Mr. Bill's calling back a troopship on the way
to Haiti because a gaggle of thugs were on the beach waving around
some Russian rifles was considered more of the same.
This is the short list. Clinton is not, by any
means, the brass' man in the Oval Office. As far as they are concerned,
his lack of military will is why we have a problem with Saddam
Hussein in the first place. Had he shown any of George Bush's
willingness to plant his foot in the Iraqi dictator's posterior,
things would be far more quiet.
So, if Mr. Bill had suddenly developed a taste
for Iraqi blood to cover his impeachment troubles with the gore
of casualties, the men at the top of the military would have gone
Niagara on him in the press. They would have happily wagged his
dog over the falls. So much for that theory.
As for the Republican Party's interest in "the
American people," Rep. Barney Frank (D-Mass.) made a very important
observation on the House floor during the impeachment debate.
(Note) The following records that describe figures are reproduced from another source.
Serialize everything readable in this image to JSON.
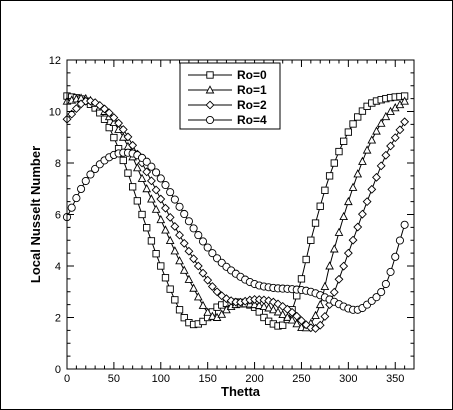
{
  "chart_data": {
    "type": "line",
    "xlabel": "Thetta",
    "ylabel": "Local Nusselt Number",
    "xlim": [
      0,
      370
    ],
    "ylim": [
      0,
      12
    ],
    "xticks": [
      0,
      50,
      100,
      150,
      200,
      250,
      300,
      350
    ],
    "yticks": [
      0,
      2,
      4,
      6,
      8,
      10,
      12
    ],
    "x_minor_step": 10,
    "y_minor_step": 0.5,
    "grid": false,
    "legend_position": "top-center",
    "series": [
      {
        "name": "Ro=0",
        "marker": "square",
        "points": [
          [
            0,
            10.6
          ],
          [
            20,
            10.4
          ],
          [
            40,
            9.7
          ],
          [
            60,
            8.1
          ],
          [
            80,
            6.0
          ],
          [
            100,
            4.0
          ],
          [
            120,
            2.3
          ],
          [
            130,
            1.8
          ],
          [
            140,
            1.75
          ],
          [
            150,
            2.0
          ],
          [
            160,
            2.4
          ],
          [
            180,
            2.6
          ],
          [
            200,
            2.4
          ],
          [
            210,
            2.0
          ],
          [
            220,
            1.75
          ],
          [
            230,
            1.7
          ],
          [
            240,
            2.3
          ],
          [
            250,
            3.5
          ],
          [
            260,
            5.0
          ],
          [
            280,
            7.5
          ],
          [
            300,
            9.2
          ],
          [
            320,
            10.2
          ],
          [
            340,
            10.5
          ],
          [
            360,
            10.6
          ]
        ]
      },
      {
        "name": "Ro=1",
        "marker": "triangle",
        "points": [
          [
            0,
            10.4
          ],
          [
            20,
            10.5
          ],
          [
            40,
            10.0
          ],
          [
            60,
            9.0
          ],
          [
            80,
            7.4
          ],
          [
            100,
            5.8
          ],
          [
            120,
            4.2
          ],
          [
            140,
            2.8
          ],
          [
            150,
            2.2
          ],
          [
            160,
            2.0
          ],
          [
            170,
            2.3
          ],
          [
            180,
            2.5
          ],
          [
            200,
            2.5
          ],
          [
            220,
            2.3
          ],
          [
            240,
            1.9
          ],
          [
            255,
            1.6
          ],
          [
            270,
            2.5
          ],
          [
            280,
            4.0
          ],
          [
            300,
            6.5
          ],
          [
            320,
            8.5
          ],
          [
            340,
            9.8
          ],
          [
            360,
            10.4
          ]
        ]
      },
      {
        "name": "Ro=2",
        "marker": "diamond",
        "points": [
          [
            0,
            9.7
          ],
          [
            20,
            10.4
          ],
          [
            40,
            10.1
          ],
          [
            60,
            9.3
          ],
          [
            80,
            8.0
          ],
          [
            100,
            6.6
          ],
          [
            120,
            5.2
          ],
          [
            140,
            4.0
          ],
          [
            160,
            3.0
          ],
          [
            180,
            2.6
          ],
          [
            200,
            2.7
          ],
          [
            220,
            2.6
          ],
          [
            240,
            2.2
          ],
          [
            260,
            1.6
          ],
          [
            270,
            1.7
          ],
          [
            280,
            2.5
          ],
          [
            300,
            4.5
          ],
          [
            320,
            6.5
          ],
          [
            340,
            8.3
          ],
          [
            360,
            9.6
          ]
        ]
      },
      {
        "name": "Ro=4",
        "marker": "circle",
        "points": [
          [
            0,
            5.9
          ],
          [
            20,
            7.3
          ],
          [
            40,
            8.1
          ],
          [
            60,
            8.4
          ],
          [
            80,
            8.2
          ],
          [
            100,
            7.4
          ],
          [
            120,
            6.3
          ],
          [
            140,
            5.2
          ],
          [
            160,
            4.3
          ],
          [
            180,
            3.7
          ],
          [
            200,
            3.3
          ],
          [
            220,
            3.15
          ],
          [
            240,
            3.1
          ],
          [
            260,
            3.0
          ],
          [
            280,
            2.7
          ],
          [
            300,
            2.35
          ],
          [
            310,
            2.3
          ],
          [
            320,
            2.5
          ],
          [
            340,
            3.3
          ],
          [
            360,
            5.6
          ]
        ]
      }
    ]
  }
}
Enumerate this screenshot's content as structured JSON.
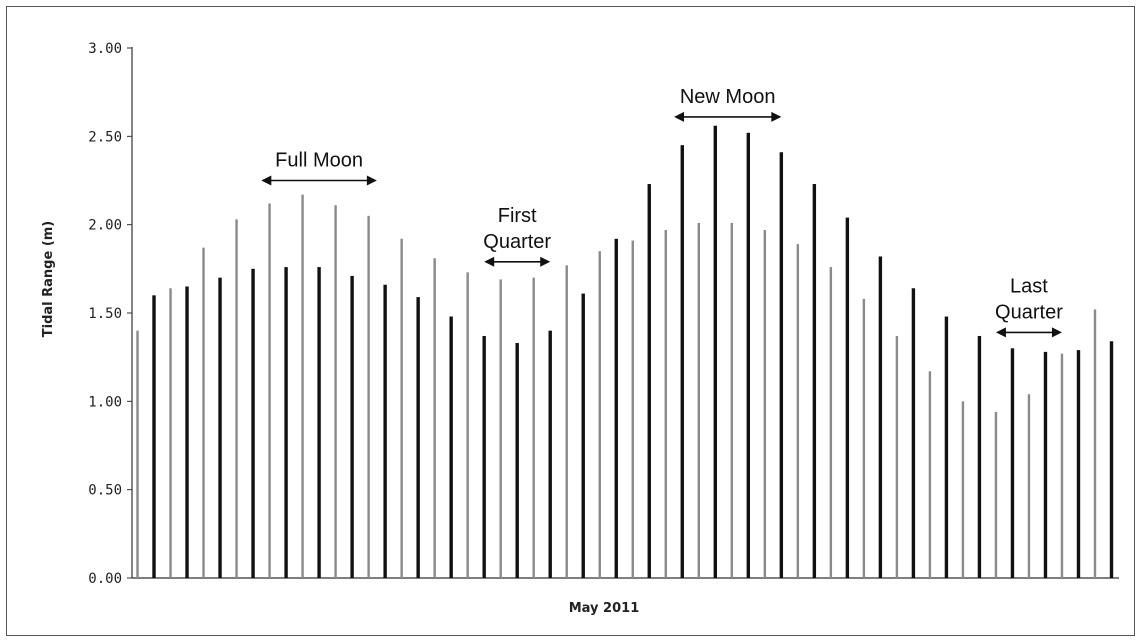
{
  "chart_data": {
    "type": "bar",
    "xlabel": "May 2011",
    "ylabel": "Tidal Range (m)",
    "ylim": [
      0,
      3
    ],
    "yticks": [
      "0.00",
      "0.50",
      "1.00",
      "1.50",
      "2.00",
      "2.50",
      "3.00"
    ],
    "grid": false,
    "colors": {
      "dark": "#111111",
      "light": "#8a8a8a"
    },
    "series": [
      {
        "values": [
          1.4,
          1.6,
          1.64,
          1.65,
          1.87,
          1.7,
          2.03,
          1.75,
          2.12,
          1.76,
          2.17,
          1.76,
          2.11,
          1.71,
          2.05,
          1.66,
          1.92,
          1.59,
          1.81,
          1.48,
          1.73,
          1.37,
          1.69,
          1.33,
          1.7,
          1.4,
          1.77,
          1.61,
          1.85,
          1.92,
          1.91,
          2.23,
          1.97,
          2.45,
          2.01,
          2.56,
          2.01,
          2.52,
          1.97,
          2.41,
          1.89,
          2.23,
          1.76,
          2.04,
          1.58,
          1.82,
          1.37,
          1.64,
          1.17,
          1.48,
          1.0,
          1.37,
          0.94,
          1.3,
          1.04,
          1.28,
          1.27,
          1.29,
          1.52,
          1.34
        ]
      }
    ],
    "annotations": [
      {
        "lines": [
          "Full Moon"
        ],
        "x_start": 7.5,
        "x_end": 14.5,
        "y": 2.25
      },
      {
        "lines": [
          "First",
          "Quarter"
        ],
        "x_start": 21.0,
        "x_end": 25.0,
        "y": 1.79
      },
      {
        "lines": [
          "New Moon"
        ],
        "x_start": 32.5,
        "x_end": 39.0,
        "y": 2.61
      },
      {
        "lines": [
          "Last",
          "Quarter"
        ],
        "x_start": 52.0,
        "x_end": 56.0,
        "y": 1.39
      }
    ]
  }
}
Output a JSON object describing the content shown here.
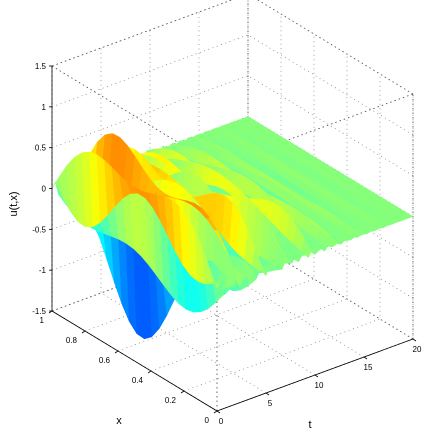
{
  "chart_data": {
    "type": "surface",
    "title": "",
    "xlabel": "t",
    "ylabel": "x",
    "zlabel": "u(t,x)",
    "t_ticks": [
      "0",
      "5",
      "10",
      "15",
      "20"
    ],
    "x_ticks": [
      "0",
      "0.2",
      "0.4",
      "0.6",
      "0.8",
      "1"
    ],
    "z_ticks": [
      "-1.5",
      "-1",
      "-0.5",
      "0",
      "0.5",
      "1",
      "1.5"
    ],
    "t_range": [
      0,
      20
    ],
    "x_range": [
      0,
      1
    ],
    "z_range": [
      -1.5,
      1.5
    ],
    "grid": true,
    "colormap": "jet",
    "colormap_stops": [
      "#00008f",
      "#0000ff",
      "#00ffff",
      "#ffff00",
      "#ff0000",
      "#800000"
    ],
    "surface": {
      "description_of_shape": "oscillation damped in t; amplitude about 1.3 near t=0, settling toward 0 near t=20",
      "samples_t": [
        0,
        2,
        4,
        6,
        8,
        10,
        12,
        14,
        16,
        18,
        20
      ],
      "samples_amplitude": [
        1.3,
        1.1,
        0.9,
        0.75,
        0.55,
        0.4,
        0.25,
        0.12,
        0.06,
        0.03,
        0.0
      ]
    }
  }
}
By refusing to allow a vote on censure, the ideologues of the
Republican Party made it impossible for the punishment desired
by the majority of the citizenry to get a yea or a nay. All or
nothing at all.
Lastly, when the trial begins in the Senate,
there will be more and more Republicans caught with their pants
down in the wrong places. But neither their bad taste and dishonesty
nor Mr. Bill's about Monica Lewinsky — are as important
as other things.
Secret sexual liaisons with adults are nowhere
nearly as serious as the fact that Lott and Rep. Bob Barr of Georgia
have ties to the Council of Conservative Citizens, considered
a successor to the notorious White Citizens Council that battled
against civil rights during the '50s and '60s. Lott writes a column
for the CCC publication, and Barr was a keynote speaker at a CCC
meeting last June.
An organization called Fairness and Accuracy
in Reporting has been gathering such information on Brother Lott
and Brother Barr. That raises the issue of whether Republicans
will be constantly asked from now on about these men and their
association with unreconstructed Southern racists the same way
that black politicians are always asked about Louis Farrakhan.
We shall see. We shall see. Were a black Democrat
who was Senate majority leader chummy with Farrakhan, you can
bet we wouldn't hear the end of that before, during or after an
impeachment trial. So let's see just how often the media wags
this dog at Brother Lott and Brother Barr.